A "right-to-work" law is a statute in the United States that prohibits union security agreements, or agreements between labor unions and employers, that govern the extent to which an established union can require employees' membership, payment of union dues, or fees as a condition of employment, either before or after hiring. "Right-to-work" laws do not, as the short phrase might suggest, aim to provide a general guarantee of employment to people seeking work, but rather are a government regulation of the contractual agreements between employers and labor unions that prevents them from excluding non-union workers, or requiring employees to pay a fee to unions that have negotiated the labor contract all the employees work under.
reply to post by tinner07
I'm a retired union worker and if you ask me, the "right-to-work" laws were never really intended to give workers any new "rights," other than the right to reap the benefits offered by union membership without paying their fair share of the cost to operate the union, including those cost incurred when negotiating their benefits.
Now, maybe this wouldn't be such a big issue except that a lot of dues go to things like electioneering. I remember when I was a teacher and belonged to the teachers' union. It was during the Bush/Kerry election. My union dues, without my permission, paid for people to operate call centers where live people would call me and pretty much tell me how to vote. I'll bet you can guess for whom I was to vote. It was always phrased "Your union has determined who the best candidate to vote for ..." Then there were all the mailers telling me to "Vote for Kerry because your job depends on it!"

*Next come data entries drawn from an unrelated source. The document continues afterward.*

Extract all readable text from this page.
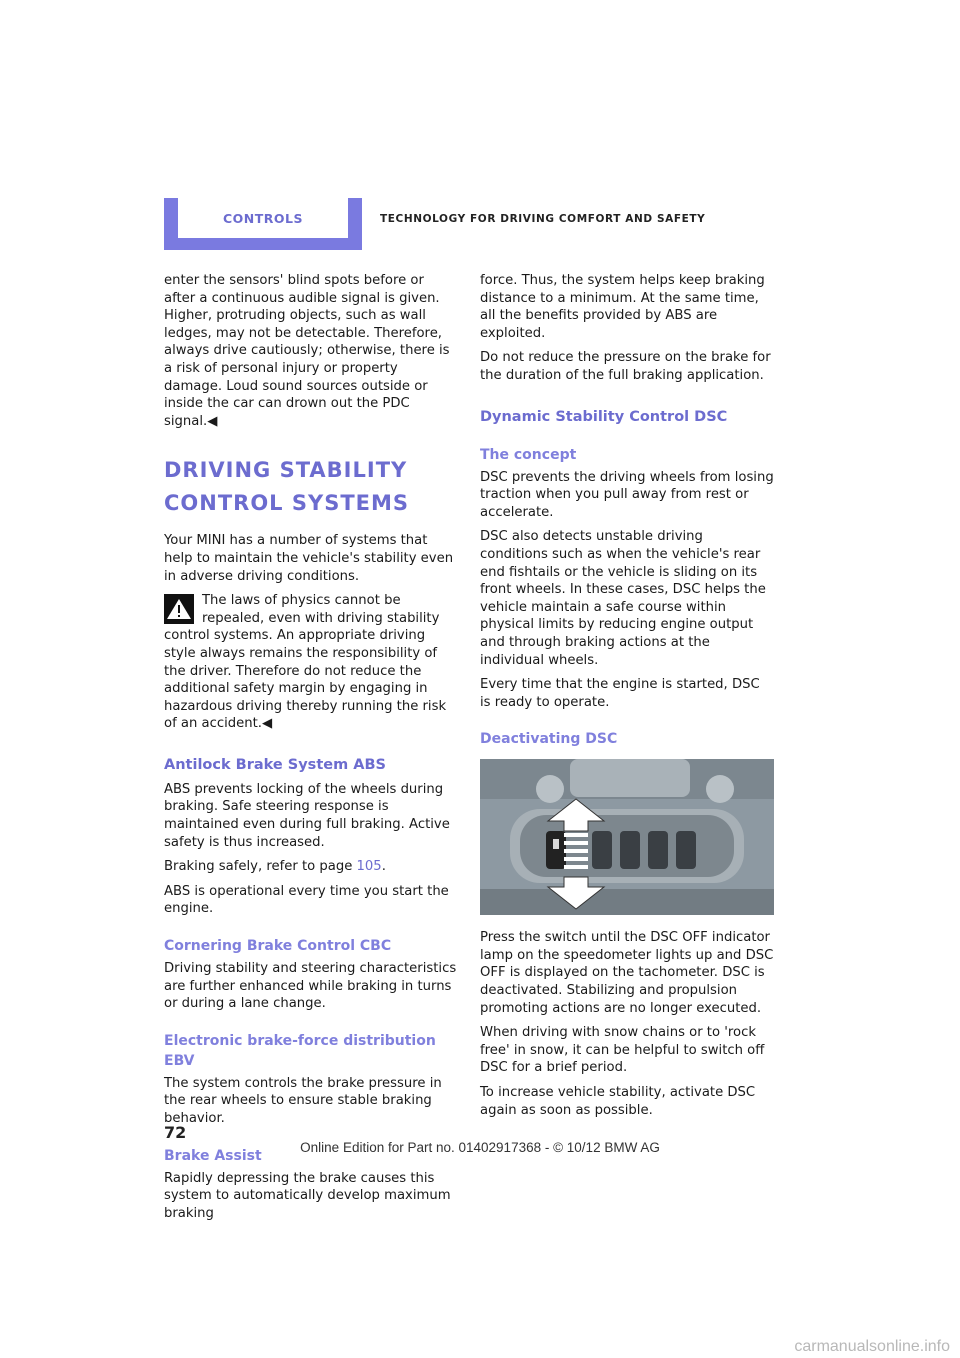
CONTROLS	TECHNOLOGY FOR DRIVING COMFORT AND SAFETY

enter the sensors' blind spots before or after a continuous audible signal is given. Higher, protruding objects, such as wall ledges, may not be detectable. Therefore, always drive cautiously; otherwise, there is a risk of personal injury or property damage. Loud sound sources outside or inside the car can drown out the PDC signal.◀

DRIVING STABILITY CONTROL SYSTEMS

Your MINI has a number of systems that help to maintain the vehicle's stability even in adverse driving conditions.

The laws of physics cannot be repealed, even with driving stability control systems. An appropriate driving style always remains the responsibility of the driver. Therefore do not reduce the additional safety margin by engaging in hazardous driving thereby running the risk of an accident.◀

Antilock Brake System ABS

ABS prevents locking of the wheels during braking. Safe steering response is maintained even during full braking. Active safety is thus increased.

Braking safely, refer to page 105.

ABS is operational every time you start the engine.

Cornering Brake Control CBC

Driving stability and steering characteristics are further enhanced while braking in turns or during a lane change.

Electronic brake-force distribution EBV

The system controls the brake pressure in the rear wheels to ensure stable braking behavior.

Brake Assist

Rapidly depressing the brake causes this system to automatically develop maximum braking

force. Thus, the system helps keep braking distance to a minimum. At the same time, all the benefits provided by ABS are exploited.

Do not reduce the pressure on the brake for the duration of the full braking application.

Dynamic Stability Control DSC
The concept

DSC prevents the driving wheels from losing traction when you pull away from rest or accelerate.

DSC also detects unstable driving conditions such as when the vehicle's rear end fishtails or the vehicle is sliding on its front wheels. In these cases, DSC helps the vehicle maintain a safe course within physical limits by reducing engine output and through braking actions at the individual wheels.

Every time that the engine is started, DSC is ready to operate.

Deactivating DSC

Press the switch until the DSC OFF indicator lamp on the speedometer lights up and DSC OFF is displayed on the tachometer. DSC is deactivated. Stabilizing and propulsion promoting actions are no longer executed.

When driving with snow chains or to 'rock free' in snow, it can be helpful to switch off DSC for a brief period.

To increase vehicle stability, activate DSC again as soon as possible.

72
Online Edition for Part no. 01402917368 - © 10/12 BMW AG
carmanualsonline.info
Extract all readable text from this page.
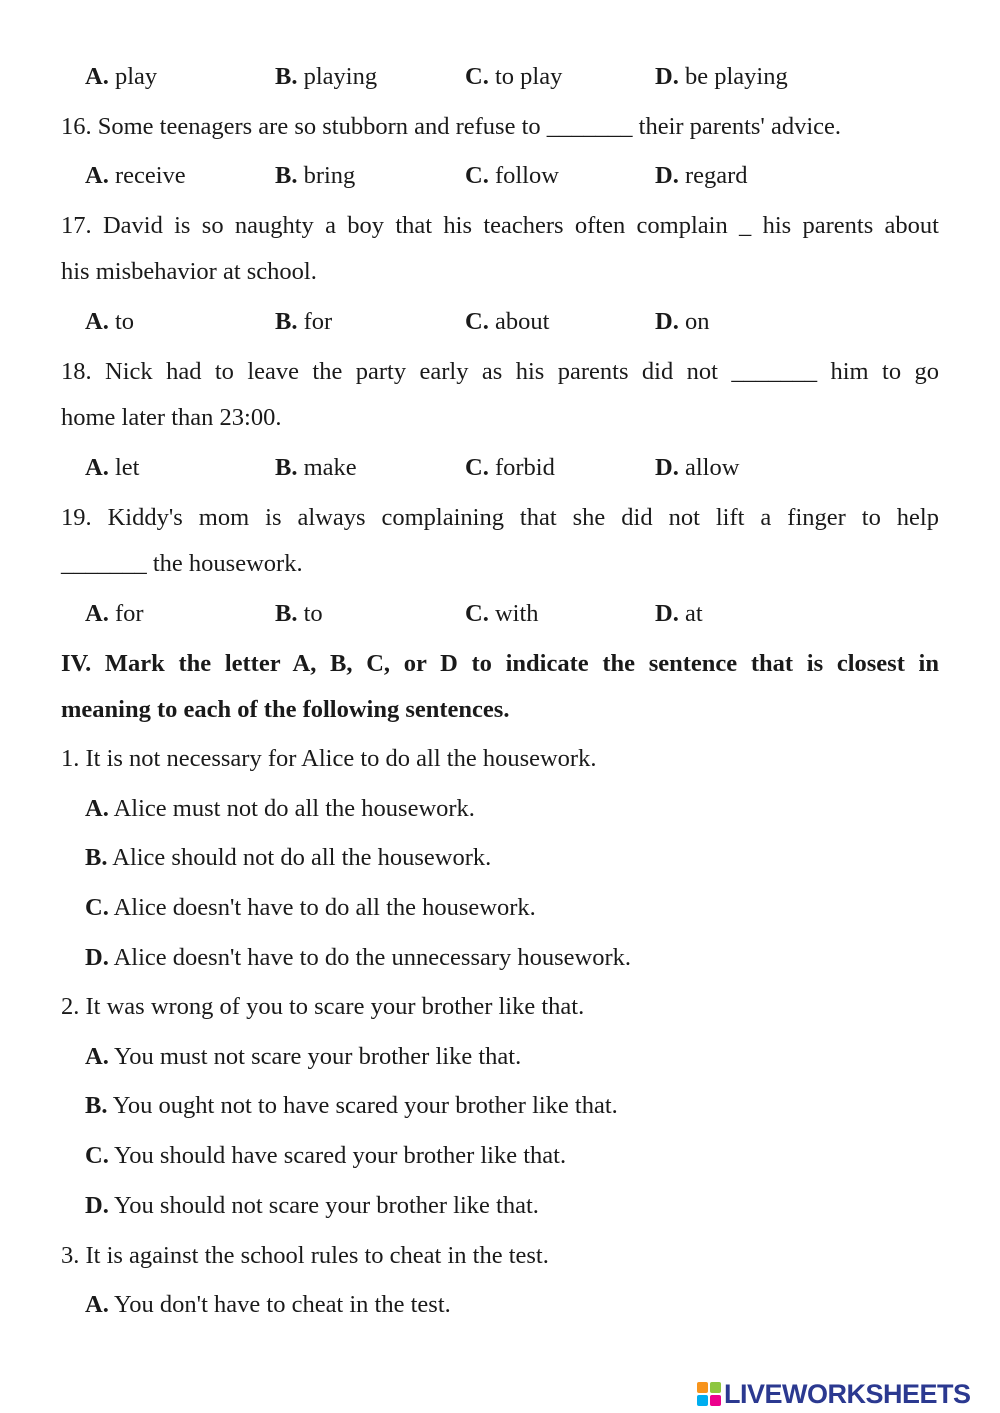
A. play	B. playing	C. to play	D. be playing
16. Some teenagers are so stubborn and refuse to _______ their parents' advice.
A. receive	B. bring	C. follow	D. regard
17. David is so naughty a boy that his teachers often complain _ his parents about
his misbehavior at school.
A. to	B. for	C. about	D. on
18. Nick had to leave the party early as his parents did not _______ him to go
home later than 23:00.
A. let	B. make	C. forbid	D. allow
19. Kiddy's mom is always complaining that she did not lift a finger to help
_______ the housework.
A. for	B. to	C. with	D. at
IV. Mark the letter A, B, C, or D to indicate the sentence that is closest in
meaning to each of the following sentences.
1. It is not necessary for Alice to do all the housework.
A. Alice must not do all the housework.
B. Alice should not do all the housework.
C. Alice doesn't have to do all the housework.
D. Alice doesn't have to do the unnecessary housework.
2. It was wrong of you to scare your brother like that.
A. You must not scare your brother like that.
B. You ought not to have scared your brother like that.
C. You should have scared your brother like that.
D. You should not scare your brother like that.
3. It is against the school rules to cheat in the test.
A. You don't have to cheat in the test.
LIVEWORKSHEETS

My dues money went to pay for all of that.
When the same union represents the employees at the big three auto manufacturers, how is that not a conflict of interest?

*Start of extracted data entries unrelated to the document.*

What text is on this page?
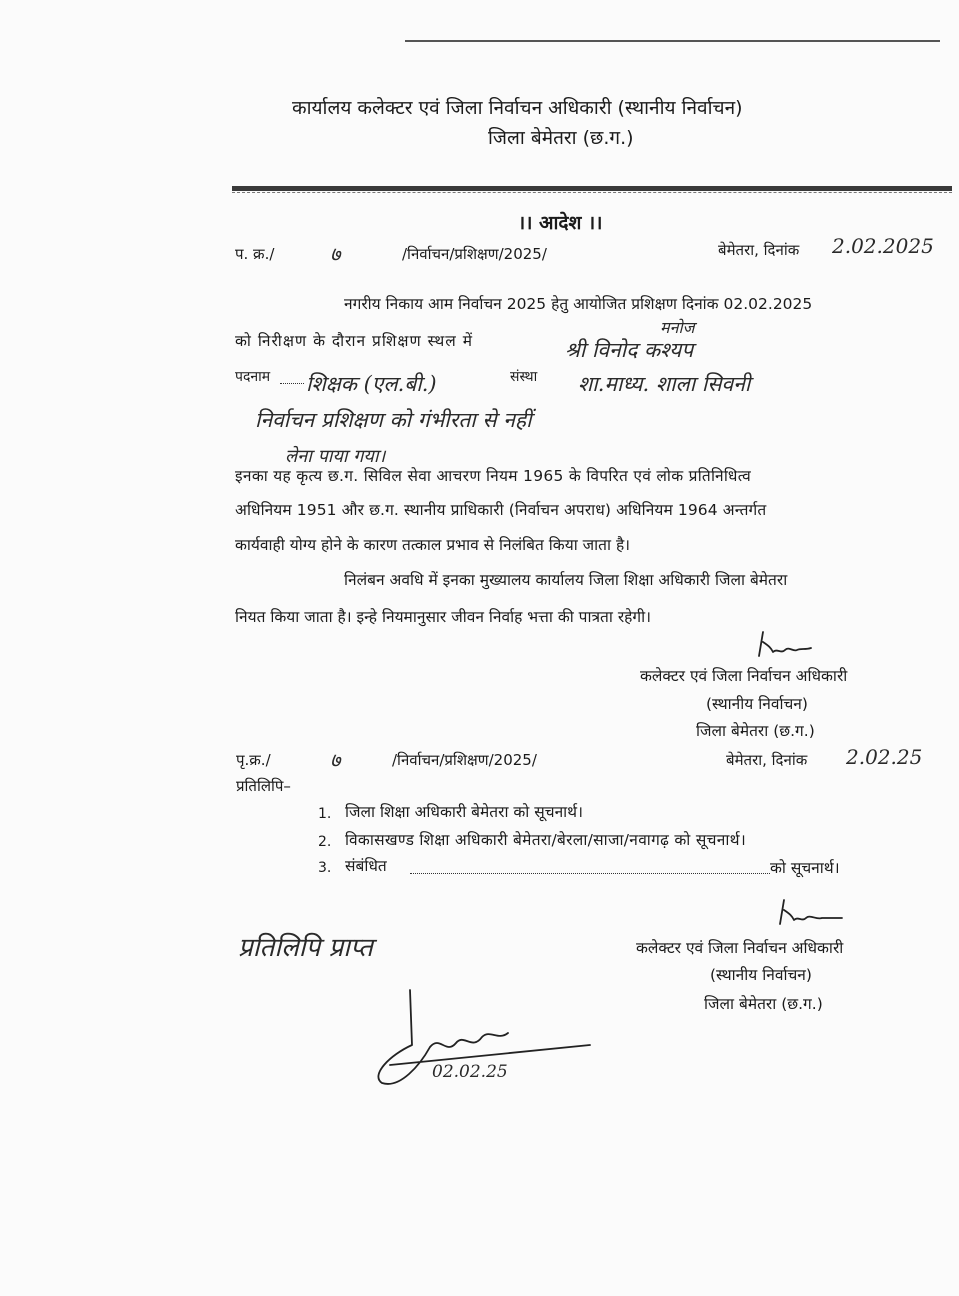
कार्यालय कलेक्टर एवं जिला निर्वाचन अधिकारी (स्थानीय निर्वाचन)
जिला बेमेतरा (छ.ग.)
।। आदेश ।।
प. क्र./	७	/निर्वाचन/प्रशिक्षण/2025/	बेमेतरा, दिनांक 2.02.2025
नगरीय निकाय आम निर्वाचन 2025 हेतु आयोजित प्रशिक्षण दिनांक 02.02.2025
को निरीक्षण के दौरान प्रशिक्षण स्थल में
मनोज
श्री विनोद कश्यप
पदनाम शिक्षक (एल.बी.)	संस्था शा.माध्य. शाला सिवनी
निर्वाचन प्रशिक्षण को गंभीरता से नहीं
लेना पाया गया।
इनका यह कृत्य छ.ग. सिविल सेवा आचरण नियम 1965 के विपरित एवं लोक प्रतिनिधित्व
अधिनियम 1951 और छ.ग. स्थानीय प्राधिकारी (निर्वाचन अपराध) अधिनियम 1964 अन्तर्गत
कार्यवाही योग्य होने के कारण तत्काल प्रभाव से निलंबित किया जाता है।
निलंबन अवधि में इनका मुख्यालय कार्यालय जिला शिक्षा अधिकारी जिला बेमेतरा
नियत किया जाता है। इन्हे नियमानुसार जीवन निर्वाह भत्ता की पात्रता रहेगी।
कलेक्टर एवं जिला निर्वाचन अधिकारी
(स्थानीय निर्वाचन)
जिला बेमेतरा (छ.ग.)
पृ.क्र./	७	/निर्वाचन/प्रशिक्षण/2025/	बेमेतरा, दिनांक 2.02.25
प्रतिलिपि–
1. जिला शिक्षा अधिकारी बेमेतरा को सूचनार्थ।
2. विकासखण्ड शिक्षा अधिकारी बेमेतरा/बेरला/साजा/नवागढ़ को सूचनार्थ।
3. संबंधित	को सूचनार्थ।
कलेक्टर एवं जिला निर्वाचन अधिकारी
(स्थानीय निर्वाचन)
जिला बेमेतरा (छ.ग.)
प्रतिलिपि प्राप्त
02.02.25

How can you not say there is potential conflict of interest of interest anytime the union is larger/much more powerful than the entity they're bargaining against?
And how can you defend public workers' unions? In that case, you have a large group of people who vote, their dues go into electioneering to elect candidates who will sit across from their reps to negotiate their contracts, and the terms of those contracts will determine their wages and the dues that will in part fund electioneering for the next campaign ... who provides the wages? Oh, the taxpayer. Who never gets any seat at the table? Oh, the taxpayer ... How is that fair?
So I started thed the union vs. non union thread, From the Kelloggs thread. Union guys making 28 bucks an hour.
What does right to work really mean?
I am a union sheet metal worker and everybody I work with is too. We pay dues, for the most part we al went through our apprenticeship and became journeyman.
I dont get it. Nobody is forced to join our union.
Can somebody explain the big ordeal please
Well, I know what has worked best for me, but other's mileage may vary.
As for which is best for the economy, I don't believe either side's story. For every source you can find that says the RTW states pay equal wages, there is another source saying they earn much less. Personally I don't believe either set of numbers because they will have been massaged by professionals to support the preferred ideology rather than report reality.
But I will say this. If you are a non-union worker in a right to work state you should be required to show evidence that you have personally negotiated every wage and benefit item yourself. And there better be records of the negotiations. Unions are required to keep these records and report them to the DOL, so should everyone else.
And no, saying "I want what they have" is not negotiating.
reply to post by OccamsRazor04
In my opinion, except for the trade unions who supervise education of their workers, the union is there only to funnel money to the democratic party in the USA.